Building real connections through fantasy sports

I missed my calling as a National Football League coach. Evidence for this comes from my uncanny ability to manage players and win games, albeit with a fantasy football team.

But in reality, I don’t have enough of an understanding of defenses, offenses and all of the other aspects of football to make be a great coach.

So why play fantasy football?

For many people like me, it has as much to do with the social connections we can build through playing the “fantasy” game as it does watching the “real” game.

“People play for the camaraderie and social aspects of [fantasy sports], particularly those who aren’t really as involved with the sport,” said John Spinda, fantasy sports researcher and professor of communication at Clemson University.

Over the last 15 years, the Internet and, in particular, social media have contributed to the growth in fantasy sports participation.

According to the Fantasy Sports Trade Association, about 42 million people in North America participated in fantasy sports in 2014. Nearly 33 million participated in fantasy football last year.

Andrew Billings, the Ronald Reagan Chair of Broadcasting at the University of Alabama, noted that fantasy sports players had higher levels of social interaction when compared to traditional sports fans.

For the most part, this fantasy sports social connection is cultivated through the Internet and social media.

“The majority of adult males still watch sports alone, so the interaction comes via technology,” Billings said.

Billings also noted that these social interactions during fantasy games are more likely to take place with friends, family and co-workers.

Beyond the social aspect, people also play because they like having a sense of ownership, the excitement of playing and, of course, the bragging rights for winning.

“It’s a fun way to give others grief over decisions and brag about their teams,” Spinda said.

Bragging flourishes in social media.

Social media connections have made it easier for people to talk about their fantasy teams and players, get advice for managing teams, and for many fantasy owners, build stronger relationships with fellow fantasy owners.

Much of the research of sports fans reveals that people watch sports to escape the pressures of life (i.e., work, family, etc.).

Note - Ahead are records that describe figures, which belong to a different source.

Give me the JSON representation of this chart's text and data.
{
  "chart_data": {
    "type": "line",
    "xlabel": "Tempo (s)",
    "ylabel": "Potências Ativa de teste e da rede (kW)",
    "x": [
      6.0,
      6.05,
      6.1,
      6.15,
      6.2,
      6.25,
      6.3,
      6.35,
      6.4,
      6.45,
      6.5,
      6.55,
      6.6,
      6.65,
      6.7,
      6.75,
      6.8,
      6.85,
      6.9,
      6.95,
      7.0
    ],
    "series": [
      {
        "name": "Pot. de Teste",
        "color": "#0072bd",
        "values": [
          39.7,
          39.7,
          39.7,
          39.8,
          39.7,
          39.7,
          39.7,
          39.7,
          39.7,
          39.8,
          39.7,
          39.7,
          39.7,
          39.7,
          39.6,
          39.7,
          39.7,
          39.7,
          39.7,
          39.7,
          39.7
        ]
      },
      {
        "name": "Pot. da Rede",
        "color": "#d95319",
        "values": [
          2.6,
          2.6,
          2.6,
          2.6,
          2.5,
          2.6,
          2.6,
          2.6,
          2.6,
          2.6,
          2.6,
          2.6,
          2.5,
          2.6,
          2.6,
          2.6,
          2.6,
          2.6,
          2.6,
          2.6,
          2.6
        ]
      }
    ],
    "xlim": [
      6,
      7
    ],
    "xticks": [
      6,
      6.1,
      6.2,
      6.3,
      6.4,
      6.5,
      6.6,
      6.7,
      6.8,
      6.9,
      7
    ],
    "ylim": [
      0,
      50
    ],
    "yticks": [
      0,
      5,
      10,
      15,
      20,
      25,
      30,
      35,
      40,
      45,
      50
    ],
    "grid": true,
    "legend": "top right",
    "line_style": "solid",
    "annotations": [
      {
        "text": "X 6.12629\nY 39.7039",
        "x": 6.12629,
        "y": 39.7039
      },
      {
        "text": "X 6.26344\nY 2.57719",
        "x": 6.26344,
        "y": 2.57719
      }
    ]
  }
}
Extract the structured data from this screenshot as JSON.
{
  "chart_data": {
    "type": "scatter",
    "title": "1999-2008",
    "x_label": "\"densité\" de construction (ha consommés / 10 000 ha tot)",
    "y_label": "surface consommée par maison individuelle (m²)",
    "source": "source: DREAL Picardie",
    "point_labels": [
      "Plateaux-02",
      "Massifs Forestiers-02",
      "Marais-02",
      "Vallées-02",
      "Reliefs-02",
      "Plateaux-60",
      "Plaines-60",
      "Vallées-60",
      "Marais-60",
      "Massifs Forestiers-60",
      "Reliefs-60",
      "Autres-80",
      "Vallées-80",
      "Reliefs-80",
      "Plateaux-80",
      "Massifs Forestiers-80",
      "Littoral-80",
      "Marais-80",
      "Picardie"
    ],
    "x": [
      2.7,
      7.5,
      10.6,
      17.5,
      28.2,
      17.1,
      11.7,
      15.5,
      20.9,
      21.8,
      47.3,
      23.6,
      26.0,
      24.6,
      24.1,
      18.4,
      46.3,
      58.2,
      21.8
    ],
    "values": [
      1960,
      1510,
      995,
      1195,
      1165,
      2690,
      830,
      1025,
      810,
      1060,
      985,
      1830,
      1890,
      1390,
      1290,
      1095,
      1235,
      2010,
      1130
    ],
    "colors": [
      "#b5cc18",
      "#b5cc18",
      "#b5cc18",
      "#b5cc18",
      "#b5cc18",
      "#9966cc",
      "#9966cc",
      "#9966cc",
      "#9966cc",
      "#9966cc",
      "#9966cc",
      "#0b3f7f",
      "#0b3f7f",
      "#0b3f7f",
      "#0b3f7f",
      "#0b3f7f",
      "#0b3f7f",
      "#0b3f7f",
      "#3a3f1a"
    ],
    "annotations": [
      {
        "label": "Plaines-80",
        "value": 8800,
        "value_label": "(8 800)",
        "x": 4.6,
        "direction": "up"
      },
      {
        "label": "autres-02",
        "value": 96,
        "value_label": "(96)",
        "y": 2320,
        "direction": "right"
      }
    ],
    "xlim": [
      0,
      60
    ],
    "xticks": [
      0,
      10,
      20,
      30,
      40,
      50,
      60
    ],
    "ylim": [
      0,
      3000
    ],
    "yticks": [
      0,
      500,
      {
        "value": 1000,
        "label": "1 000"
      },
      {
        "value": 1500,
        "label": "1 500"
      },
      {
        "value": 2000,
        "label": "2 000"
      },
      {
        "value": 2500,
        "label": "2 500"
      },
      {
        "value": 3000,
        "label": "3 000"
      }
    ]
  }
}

But Billings and his colleague, Brody Ruihley at University of Cincinnati, found that fantasy sports owners didn’t feel a sense of escape. This might be because they’re playing with friends and family — people they see every day.

“It’s really the family, friend, co-worker angle that makes this unique,” Billings said. “There’s no high-fiving a stranger when your fantasy team wins.”

Sports has always provided the ability to escape from the mundane. The idea of two teams lining up to compete, the conflict playing out for fans throughout world, provides that safe escape.

Fantasy sports enhances this experience. It creates networks based on the love of the sport and provides camaraderie. It solidifies friendships and helps those who play develop a shared history of experience.

In reality, I might not make for a very good professional football coach. But for a few hours a week, I can escape reality and become the Mike Ditka of fantasy football. All while being surrounded by friends and family, both offline and on.